Number (x + y) will be divisible by 3 if x and y both are multiple of 3 or among x, y anyone leaves the remainder 2 when divided by 3.
Now 3, 6, 9, 12, 15, 18 total of 6 numbers are multiple of 3 and 1, 4, 7, 10, 13, 16 total of 6 numbers are those who leaves remainder 1 when divided by 3 and 2, 5, 8, 11, 14, 17 total of 6 numbers are those who leaves remainder 2 when divided by 3
Now, for the selection of such number we can use combination concept
$n(A) = {}^6{C_1} \times {}^6{C_1} + {}^6{C_2}$
And we know ,${}^n{C_r} = \dfrac{{n!}}{{r!\left( {n - r} \right)!}}$
$n(A) = 36 + 15 = 51$
Similarly, we have to choose 2 numbers out of 18, which can be done in the following number of ways.
$n(S) = {}^{18}{C_2} = 153$
$P(A) = \dfrac{{n(A)}}{{n(S)}} = \dfrac{{51}}{{153}} = \dfrac{{17}}{{51}}$
Therefore, the probability of the required condition is $\dfrac{{17}}{{51}}$.

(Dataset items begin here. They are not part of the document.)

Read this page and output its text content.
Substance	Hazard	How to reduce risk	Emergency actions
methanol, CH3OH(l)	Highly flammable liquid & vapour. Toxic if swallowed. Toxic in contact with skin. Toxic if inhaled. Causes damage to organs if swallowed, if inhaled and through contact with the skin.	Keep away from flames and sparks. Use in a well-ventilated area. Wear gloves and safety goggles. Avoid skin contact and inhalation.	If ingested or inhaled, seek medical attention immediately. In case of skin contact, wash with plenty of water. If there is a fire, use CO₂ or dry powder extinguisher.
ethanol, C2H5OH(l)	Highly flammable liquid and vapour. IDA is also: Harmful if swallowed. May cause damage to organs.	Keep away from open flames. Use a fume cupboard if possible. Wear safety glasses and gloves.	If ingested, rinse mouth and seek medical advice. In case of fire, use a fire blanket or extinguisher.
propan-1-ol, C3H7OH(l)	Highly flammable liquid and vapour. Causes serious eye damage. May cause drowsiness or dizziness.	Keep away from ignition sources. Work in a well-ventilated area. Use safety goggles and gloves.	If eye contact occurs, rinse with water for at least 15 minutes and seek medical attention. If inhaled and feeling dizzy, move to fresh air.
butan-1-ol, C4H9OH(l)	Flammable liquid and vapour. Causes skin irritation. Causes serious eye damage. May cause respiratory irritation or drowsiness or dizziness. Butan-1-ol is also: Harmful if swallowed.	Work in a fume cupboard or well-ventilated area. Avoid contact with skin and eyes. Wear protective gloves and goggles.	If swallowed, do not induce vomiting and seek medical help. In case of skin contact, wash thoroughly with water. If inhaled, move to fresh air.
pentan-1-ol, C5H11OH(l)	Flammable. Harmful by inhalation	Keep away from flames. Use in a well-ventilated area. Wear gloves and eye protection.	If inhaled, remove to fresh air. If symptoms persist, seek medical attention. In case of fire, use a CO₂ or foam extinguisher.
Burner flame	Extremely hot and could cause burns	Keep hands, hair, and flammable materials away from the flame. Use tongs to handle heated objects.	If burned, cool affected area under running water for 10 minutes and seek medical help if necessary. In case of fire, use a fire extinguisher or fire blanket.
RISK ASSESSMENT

So, the correct answer is “Option B”.

Note: Similar questions can be solved using the same procedure as followed above. Attention must be given while forming the equations or splitting the terms as any wrong step might lead to wrong or absurd value. Also Probability of any event can never be greater than 1.